Piqué au vif par les critiques du FMI, l’un des porte-parole de la Commission a immédiatement réagi, tout en lui donnant involontairement raison. Le rapport du FMI « ne tient pas compte de l’interconnexion entre les pays de la zone euro », a déclaré Simon O’Connor, oubliant de mentionner que ce sont les banques qui en sont le vecteur, reconnaissant ainsi, mais sans le dire, que l’intention avait bien été de les protéger… Exactement ce que le FMI explique pour en tirer les conclusions inverses ! On voit maintenant ce qu’il en coûte.

La fuite organisée d’un document présenté comme confidentiel dont a bénéficié le « Wall Street Journal » peut être comprise comme une pression en faveur d’une nouvelle restructuration de la dette grecque, qui devrait atteindre cette année 175% du PIB, selon les calculs de l’Union européenne. Cette éventualité est en discussion, comme l’a dernièrement reconnu Jeroen Dijsselbloem, le leader de l’Eurogroupe. Le sauvetage de la Grèce continue d’être un gigantesque fiasco, n’ayant obtenu comme résultat que de mettre le pays à genoux. Mais la portée de ce mea culpa du FMI va plus loin : il dessine les grandes lignes de la politique qu’il préconisera dans l’avenir, à savoir que les créanciers privés devront assumer plus de pertes et les prévisions de croissance et de réduction de la dette devront être plus réalistes. Ce faisant, le FMI recadre ses futures interventions en les assortissant d’une restructuration de dette afin de rendre celle-ci soutenable. Un principe auquel il avait dérogé pour la Grèce. Il prend aussi ses distances avec le nouvel épisode du sauvetage de la Grèce, qui devra intervenir d’ici la fin de l’année.

Le FMI ne fait pas mystère de son souhait de voir les Européens lever le pied de la pédale de l’austérité, sensible aux inquiétudes des autorités américaines qui souhaitent voir l’Europe s’engager sur le chemin de la relance, afin de pouvoir eux-mêmes en bénéficier. Le tassement de la croissance chinoise et les grandes incertitudes qui planent sur le résultat de la nouvelle politique japonaise n’y sont pas étrangers.
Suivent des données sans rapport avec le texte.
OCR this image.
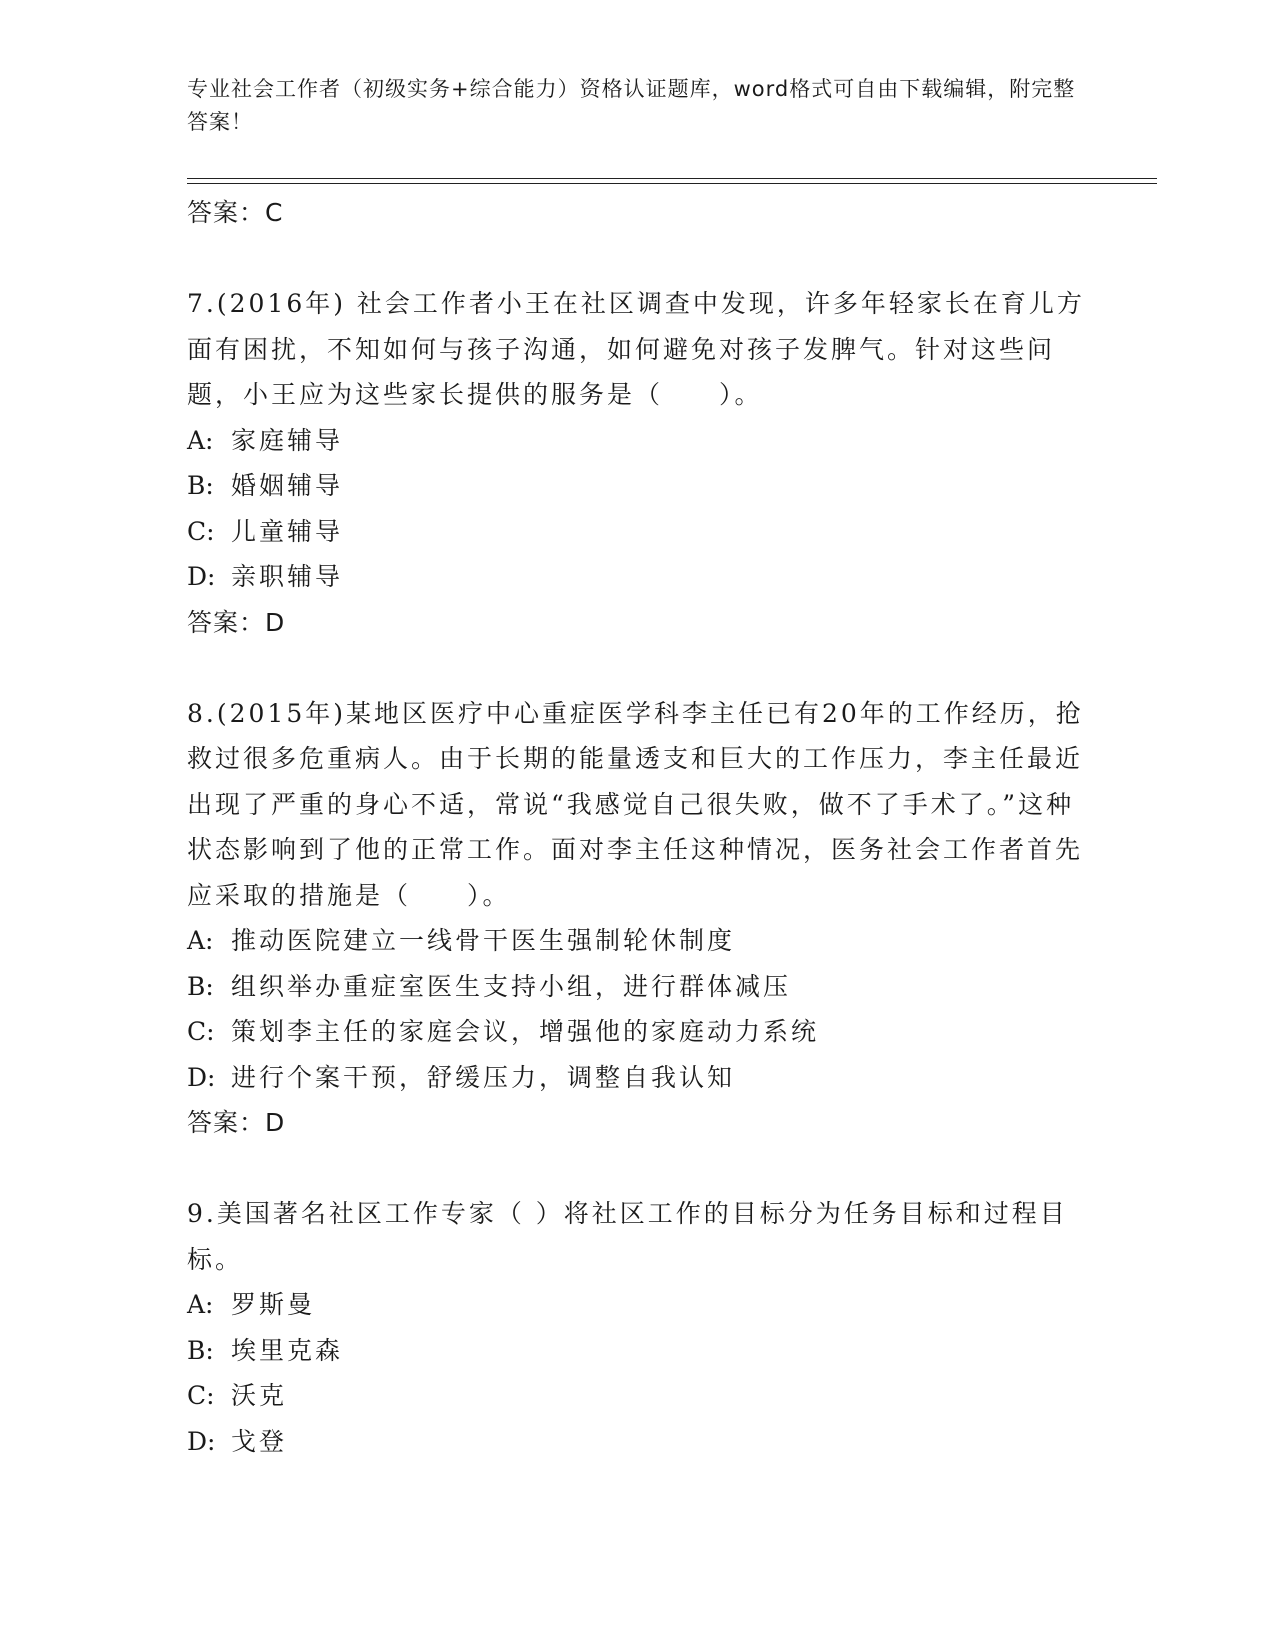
专业社会工作者（初级实务+综合能力）资格认证题库，word格式可自由下载编辑，附完整答案！
答案：C
7.(2016年) 社会工作者小王在社区调查中发现，许多年轻家长在育儿方面有困扰，不知如何与孩子沟通，如何避免对孩子发脾气。针对这些问题，小王应为这些家长提供的服务是（　　）。
A: 家庭辅导
B: 婚姻辅导
C: 儿童辅导
D: 亲职辅导
答案：D
8.(2015年)某地区医疗中心重症医学科李主任已有20年的工作经历，抢救过很多危重病人。由于长期的能量透支和巨大的工作压力，李主任最近出现了严重的身心不适，常说“我感觉自己很失败，做不了手术了。”这种状态影响到了他的正常工作。面对李主任这种情况，医务社会工作者首先应采取的措施是（　　）。
A: 推动医院建立一线骨干医生强制轮休制度
B: 组织举办重症室医生支持小组，进行群体减压
C: 策划李主任的家庭会议，增强他的家庭动力系统
D: 进行个案干预，舒缓压力，调整自我认知
答案：D
9.美国著名社区工作专家（ ）将社区工作的目标分为任务目标和过程目标。
A: 罗斯曼
B: 埃里克森
C: 沃克
D: 戈登
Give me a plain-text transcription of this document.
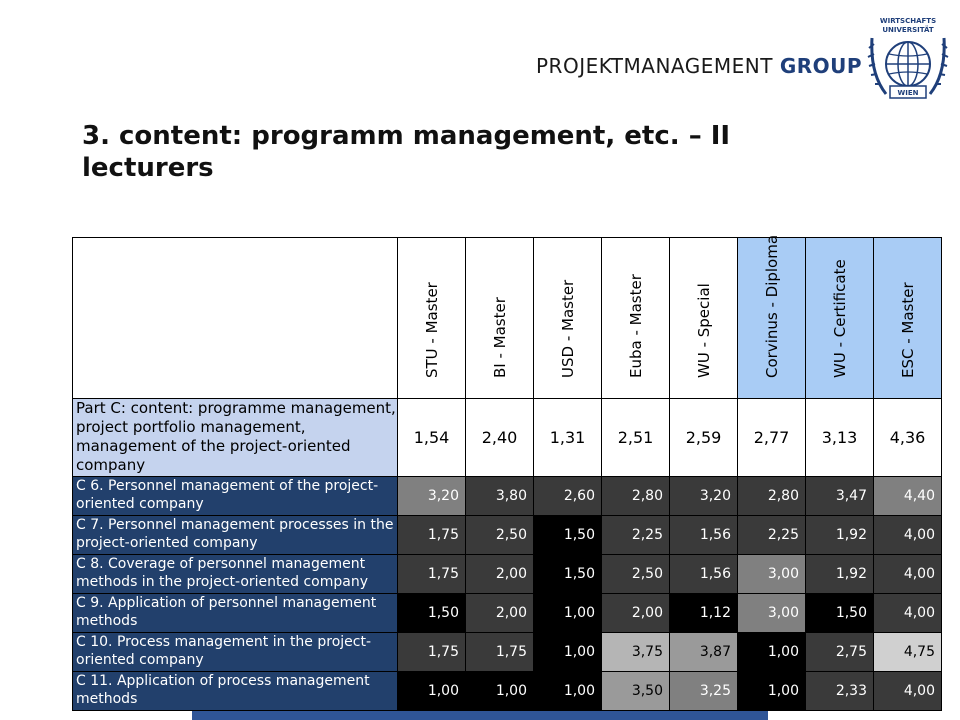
PROJEKTMANAGEMENT GROUP
WIRTSCHAFTS
UNIVERSITÄT
WIEN
3. content: programm management, etc. – II
lecturers

	STU - Master	BI - Master	USD - Master	Euba - Master	WU - Special	Corvinus - Diploma	WU - Certificate	ESC - Master

Part C: content: programme management, project portfolio management, management of the project-oriented company	1,54	2,40	1,31	2,51	2,59	2,77	3,13	4,36

C 6. Personnel management of the project-oriented company	3,20	3,80	2,60	2,80	3,20	2,80	3,47	4,40

C 7. Personnel management processes in the project-oriented company	1,75	2,50	1,50	2,25	1,56	2,25	1,92	4,00

C 8. Coverage of personnel management methods in the project-oriented company	1,75	2,00	1,50	2,50	1,56	3,00	1,92	4,00

C 9. Application of personnel management methods	1,50	2,00	1,00	2,00	1,12	3,00	1,50	4,00

C 10. Process management in the project-oriented company	1,75	1,75	1,00	3,75	3,87	1,00	2,75	4,75

C 11. Application of process management methods	1,00	1,00	1,00	3,50	3,25	1,00	2,33	4,00
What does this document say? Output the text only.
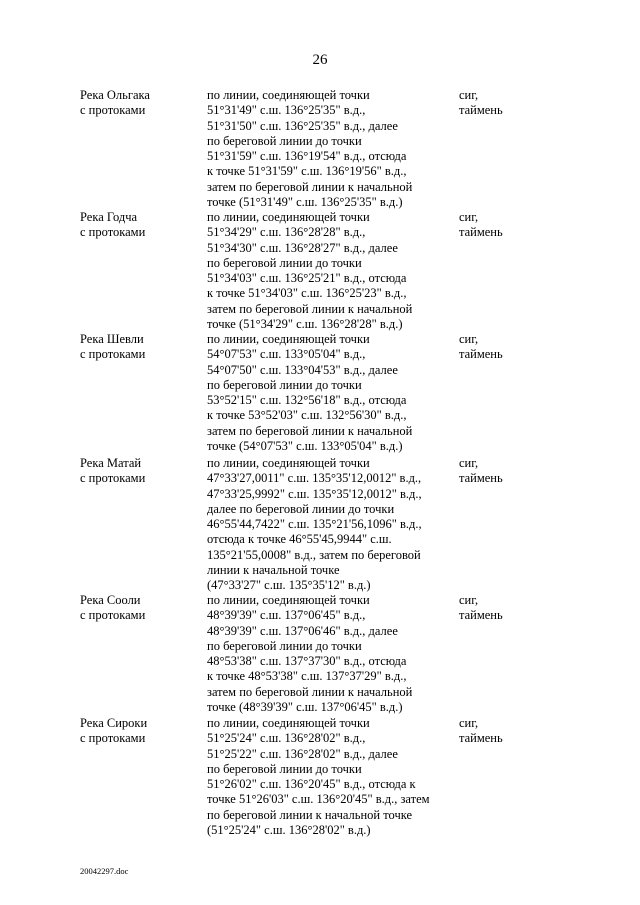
26
Река Ольгака
с протоками
по линии, соединяющей точки
51°31'49" с.ш. 136°25'35" в.д.,
51°31'50" с.ш. 136°25'35" в.д., далее
по береговой линии до точки
51°31'59" с.ш. 136°19'54" в.д., отсюда
к точке 51°31'59" с.ш. 136°19'56" в.д.,
затем по береговой линии к начальной
точке (51°31'49" с.ш. 136°25'35" в.д.)
сиг,
таймень
Река Годча
с протоками
по линии, соединяющей точки
51°34'29" с.ш. 136°28'28" в.д.,
51°34'30" с.ш. 136°28'27" в.д., далее
по береговой линии до точки
51°34'03" с.ш. 136°25'21" в.д., отсюда
к точке 51°34'03" с.ш. 136°25'23" в.д.,
затем по береговой линии к начальной
точке (51°34'29" с.ш. 136°28'28" в.д.)
сиг,
таймень
Река Шевли
с протоками
по линии, соединяющей точки
54°07'53" с.ш. 133°05'04" в.д.,
54°07'50" с.ш. 133°04'53" в.д., далее
по береговой линии до точки
53°52'15" с.ш. 132°56'18" в.д., отсюда
к точке 53°52'03" с.ш. 132°56'30" в.д.,
затем по береговой линии к начальной
точке (54°07'53" с.ш. 133°05'04" в.д.)
сиг,
таймень
Река Матай
с протоками
по линии, соединяющей точки
47°33'27,0011" с.ш. 135°35'12,0012" в.д.,
47°33'25,9992" с.ш. 135°35'12,0012" в.д.,
далее по береговой линии до точки
46°55'44,7422" с.ш. 135°21'56,1096" в.д.,
отсюда к точке 46°55'45,9944" с.ш.
135°21'55,0008" в.д., затем по береговой
линии к начальной точке
(47°33'27" с.ш. 135°35'12" в.д.)
сиг,
таймень
Река Сооли
с протоками
по линии, соединяющей точки
48°39'39" с.ш. 137°06'45" в.д.,
48°39'39" с.ш. 137°06'46" в.д., далее
по береговой линии до точки
48°53'38" с.ш. 137°37'30" в.д., отсюда
к точке 48°53'38" с.ш. 137°37'29" в.д.,
затем по береговой линии к начальной
точке (48°39'39" с.ш. 137°06'45" в.д.)
сиг,
таймень
Река Сироки
с протоками
по линии, соединяющей точки
51°25'24" с.ш. 136°28'02" в.д.,
51°25'22" с.ш. 136°28'02" в.д., далее
по береговой линии до точки
51°26'02" с.ш. 136°20'45" в.д., отсюда к
точке 51°26'03" с.ш. 136°20'45" в.д., затем
по береговой линии к начальной точке
(51°25'24" с.ш. 136°28'02" в.д.)
сиг,
таймень
20042297.doc
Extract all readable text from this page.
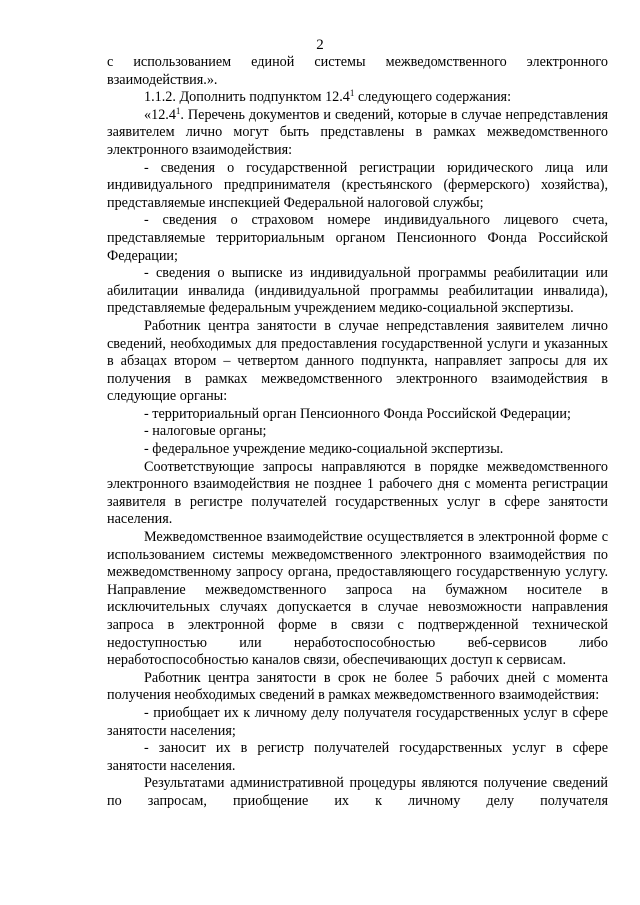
2

с использованием единой системы межведомственного электронного взаимодействия.».

1.1.2. Дополнить подпунктом 12.4$^1$ следующего содержания:

«12.4$^1$. Перечень документов и сведений, которые в случае непредставления заявителем лично могут быть представлены в рамках межведомственного электронного взаимодействия:

- сведения о государственной регистрации юридического лица или индивидуального предпринимателя (крестьянского (фермерского) хозяйства), представляемые инспекцией Федеральной налоговой службы;

- сведения о страховом номере индивидуального лицевого счета, представляемые территориальным органом Пенсионного Фонда Российской Федерации;

- сведения о выписке из индивидуальной программы реабилитации или абилитации инвалида (индивидуальной программы реабилитации инвалида), представляемые федеральным учреждением медико-социальной экспертизы.

Работник центра занятости в случае непредставления заявителем лично сведений, необходимых для предоставления государственной услуги и указанных в абзацах втором – четвертом данного подпункта, направляет запросы для их получения в рамках межведомственного электронного взаимодействия в следующие органы:

- территориальный орган Пенсионного Фонда Российской Федерации;

- налоговые органы;

- федеральное учреждение медико-социальной экспертизы.

Соответствующие запросы направляются в порядке межведомственного электронного взаимодействия не позднее 1 рабочего дня с момента регистрации заявителя в регистре получателей государственных услуг в сфере занятости населения.

Межведомственное взаимодействие осуществляется в электронной форме с использованием системы межведомственного электронного взаимодействия по межведомственному запросу органа, предоставляющего государственную услугу. Направление межведомственного запроса на бумажном носителе в исключительных случаях допускается в случае невозможности направления запроса в электронной форме в связи с подтвержденной технической недоступностью или неработоспособностью веб-сервисов либо неработоспособностью каналов связи, обеспечивающих доступ к сервисам.

Работник центра занятости в срок не более 5 рабочих дней с момента получения необходимых сведений в рамках межведомственного взаимодействия:

- приобщает их к личному делу получателя государственных услуг в сфере занятости населения;

- заносит их в регистр получателей государственных услуг в сфере занятости населения.

Результатами административной процедуры являются получение сведений по запросам, приобщение их к личному делу получателя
L’information donnée hier par Bloomberg apporte un éclairage complémentaire à l’initiative du FMI. Selon l’agence, Angela Merkel et François Hollande se seraient mis d’accord pour repousser au plus tôt à 2015 toute possibilité d’aide directe aux banques par le Mécanisme européen de stabilité (MES). Ce qui ne crée pas les conditions favorables à la mise à contribution des créanciers privés – les banques, en premier lieu – si une restructuration de la dette d’un nouveau pays comme le Portugal devait se révéler nécessaire, les banques portugaises étant gavées de la dette de leur pays et devraient alors être à leur tour soutenues, ce qui dans ces conditions augmenterait d’une main une dette venant tout juste d’être diminuée de l’autre !

Le FMI décroche de la politique suivie par les dirigeants européens, ce qui éclaire les propos tenus il y a un mois par Jörg Asmussen, membre du directoire de la BCE. Sur le mode interrogatif, celui-ci se demandait s’ils ne devaient pas se passer à l’avenir de la participation du FMI à de nouveaux plans de sauvetage. Ce serait effectivement la conséquence logique du désaccord qui vient d’éclater au grand jour.